I always enjoy Mahia, but it was time to move on. The skies hard darkened again, so even if I’d wanted to, I couldn’t film again for a few days… but I don’t need to.
There a few points I was bothered about, but on reviewing the video I’m sure that it’s all fixable in the editing. Here’s hoping. I now have a few more pre-shoot checks to make:
I need to check that my glasses aren’t on too crooked, that the lens hasn’t picked up some dust or spray, and that I’m evenly lit across my face .
If the light is directly across me i.e. my face if half lit and half shaded, then the camera keeps adjusting the aperture according to what’s in the centre of the frame… and that makes the background keep going light and dark. I can either manually set the aperture, or stand in a more evenly lit position.
This isn’t as simple as it sounds. If I stand in an evenly lit position, then I may not have the right stuff behind me, or can’t point to the things I’m talking about.

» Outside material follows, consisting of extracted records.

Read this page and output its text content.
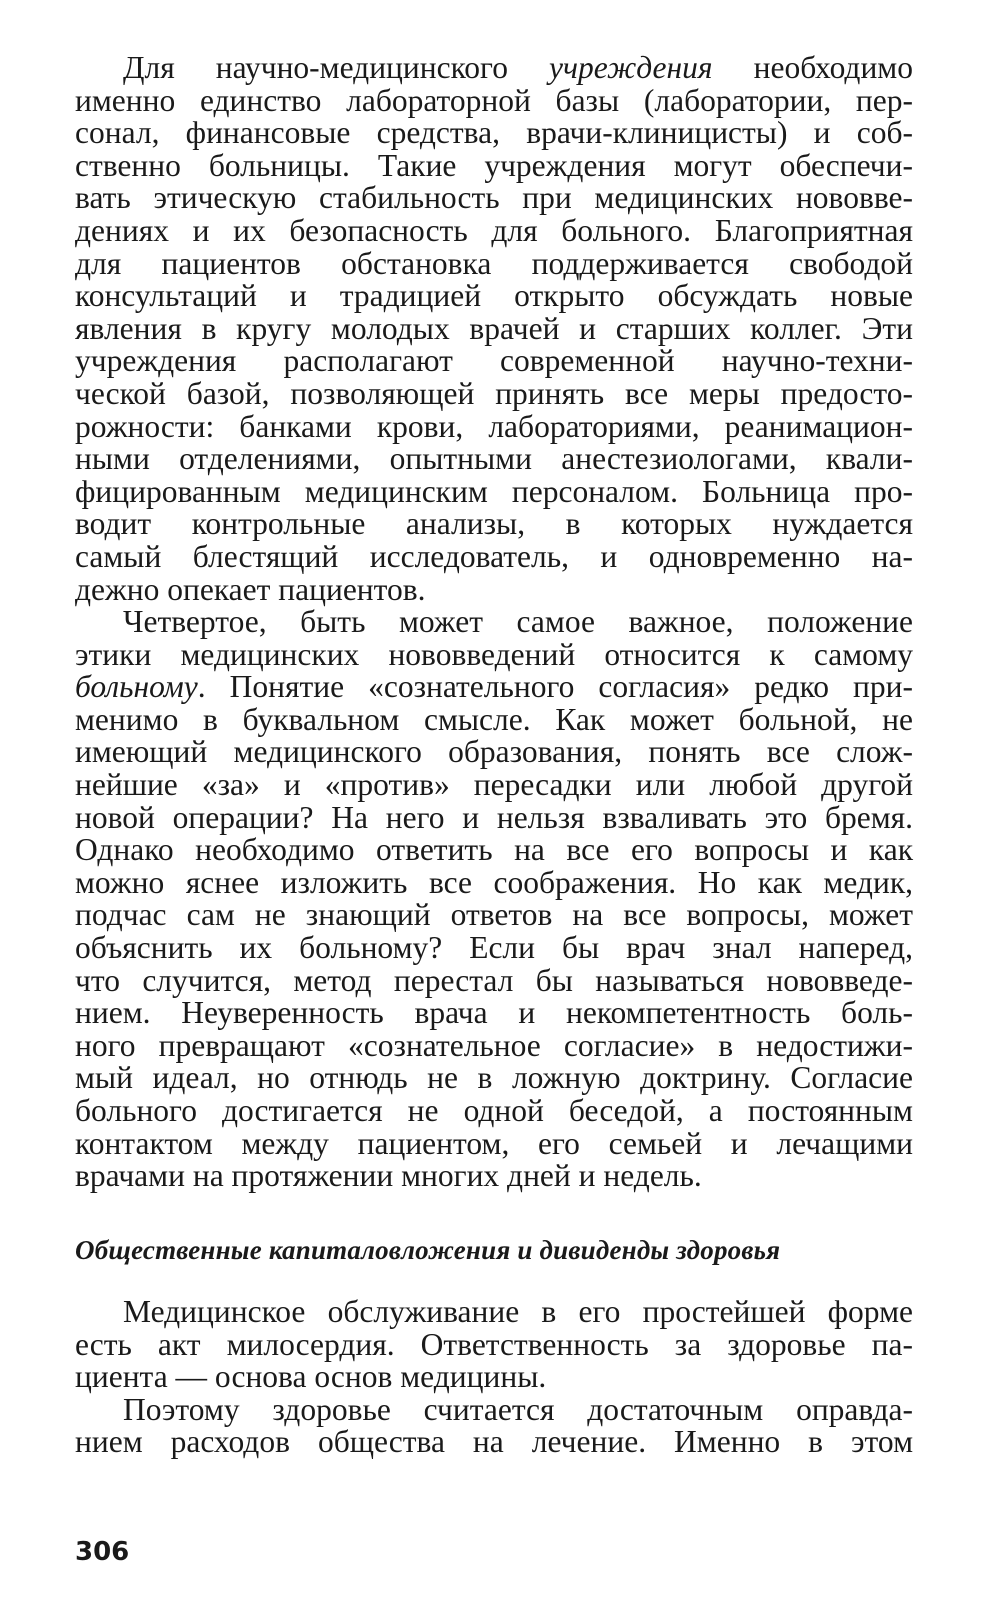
Для научно-медицинского учреждения необходимо
именно единство лабораторной базы (лаборатории, пер-
сонал, финансовые средства, врачи-клиницисты) и соб-
ственно больницы. Такие учреждения могут обеспечи-
вать этическую стабильность при медицинских нововве-
дениях и их безопасность для больного. Благоприятная
для пациентов обстановка поддерживается свободой
консультаций и традицией открыто обсуждать новые
явления в кругу молодых врачей и старших коллег. Эти
учреждения располагают современной научно-техни-
ческой базой, позволяющей принять все меры предосто-
рожности: банками крови, лабораториями, реанимацион-
ными отделениями, опытными анестезиологами, квали-
фицированным медицинским персоналом. Больница про-
водит контрольные анализы, в которых нуждается
самый блестящий исследователь, и одновременно на-
дежно опекает пациентов.
Четвертое, быть может самое важное, положение
этики медицинских нововведений относится к самому
больному. Понятие «сознательного согласия» редко при-
менимо в буквальном смысле. Как может больной, не
имеющий медицинского образования, понять все слож-
нейшие «за» и «против» пересадки или любой другой
новой операции? На него и нельзя взваливать это бремя.
Однако необходимо ответить на все его вопросы и как
можно яснее изложить все соображения. Но как медик,
подчас сам не знающий ответов на все вопросы, может
объяснить их больному? Если бы врач знал наперед,
что случится, метод перестал бы называться нововведе-
нием. Неуверенность врача и некомпетентность боль-
ного превращают «сознательное согласие» в недостижи-
мый идеал, но отнюдь не в ложную доктрину. Согласие
больного достигается не одной беседой, а постоянным
контактом между пациентом, его семьей и лечащими
врачами на протяжении многих дней и недель.
Общественные капиталовложения и дивиденды здоровья
Медицинское обслуживание в его простейшей форме
есть акт милосердия. Ответственность за здоровье па-
циента — основа основ медицины.
Поэтому здоровье считается достаточным оправда-
нием расходов общества на лечение. Именно в этом

306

And fixing the aperture sounds easy, except, I have to be stood in the frame to set it… and if I’m stood in the frame then I can’t set it because I’m IN the frame… out of reach of the controls on the camera.
Anyway, it’s all more leaning on what to do and not do. At least I’m on top of the sound issues now. Now that I have my cables re-wired I can hear the sound in playback on the camera, which I never had before… I wouldn’t pick up any wind noise, or clothing rustle until I was back at the van editing… and by then it was too late.
So, all in all, Mahia worked out well. It took longer than I’d have liked, but then, I’m not in control of the weather.
I drove back to Wairoa, and topped up my fuel there, and then it was back over the top to Napier. I really wanted to get some pictures of the Napier to Gisborne railway line (now disused), it’s an engineering marvel. But getting good photo angles was tricky, and when I did see a nice shot I couldn’t stop or turn.
The railway picks a line through and across steep sided valleys until it drops back down by the Esk River, and it left me wondering just how the people from the Kurahaupo made it through here.
Their hard work would have started about where the sign said “Beware of Goats next 70 km”… and they were right about the goats.
The Kurahaupo people were, as far as I understand it, on foot, and there were no roads or tracks. They also had no pack animals or wheels, so they had to carry everything on their backs… and they had to cross at least five significant rivers; Nuhaka, Wairoa, Mohaka, Waikere, and Esk to get to where they were going. None of these can be avoided without a huge detour.
I am going to do some more research locally. The Kurahaupo people had a lot of stuff to move, so it would make a lot more sense if they had used the coast, and moved by boat. If I had the choice of carrying stuff, or paddling it in boats, I know which I would do. I would take the time to build canoes. I am also wondering if they managed to rescue one of the Kurahaupo hulls… Napier library tomorrow!
I’m sorry I’ve not captured some of that scenery between Mahia and Napier to show you, but finding good vantage positions was difficult. The photo’s I did get weren’t good. You’ll have to make do with this picture of Lake Tutira instead. It is a DOC campsite, so I thought I’d check it out as I was passing. It would be a wonderful place to stop in summer, and is duly noted.
It was getting dark by the time got through Napier. The Council here will fine you for ‘freedom camping’, but also provides free locations for people like me with vans that are ‘Self Contained’. From their list of campsites I’d picked out two likely looking ones.
I didn’t get past the first.
As soon as I pulled up I could see it had all five boxes ticked; stunning view, quiet, clear line of sight for the satellite dish, clear above for the solar panels, and flat. As I parked I found it had another wonderful attribute… live music.
In the fading light the lady in the bus next to me was stood outside playing her violin, and she was very good. I don’t know who you are Lady, but Bravo!, it was wonderful, thank you.
By mid-morning, most of the people had gone, including the violin lady. They had been parked on the turfed, grassy meadow part of the campsite, and it had rained well in the night. The field was turning to mud and they all moved on before bogged in became a liklihood. I am parked on the stones of the shore-meadow margin, and can’t sink in.
I am on the coast immediately to the South of Napier, parked 15 paces from the high tide mark (and a metre above it!). Facing out to sea I have Napier to my left, and Cape Kidnappers to my right. Each is about 7 km away.
The view here would be stunning but unfortunately, it can’t be seen through the drizzle, and it looks as though this is set in for a few days.
Tomorrow I’m going to ‘reccie’ the Otatara Pa to work out exactly where I want to stand to say which bits. But for filming I need a clear day as I need line of sight from the Pa back to the Mahia Peninsula and across to Mt Ruapehu. Both are visible from there… but only on a decent day… and I may not get that until Sunday.
We’ll see. As I said before, I’m not in charge of the weather.
There’s another reason I think that the Kurahaupo people might have moved by canoe and not walked… and it’s to do with the name they call the place they settle at; ‘Heretaunga’. But I’m going to leave you guessing about that one for a while.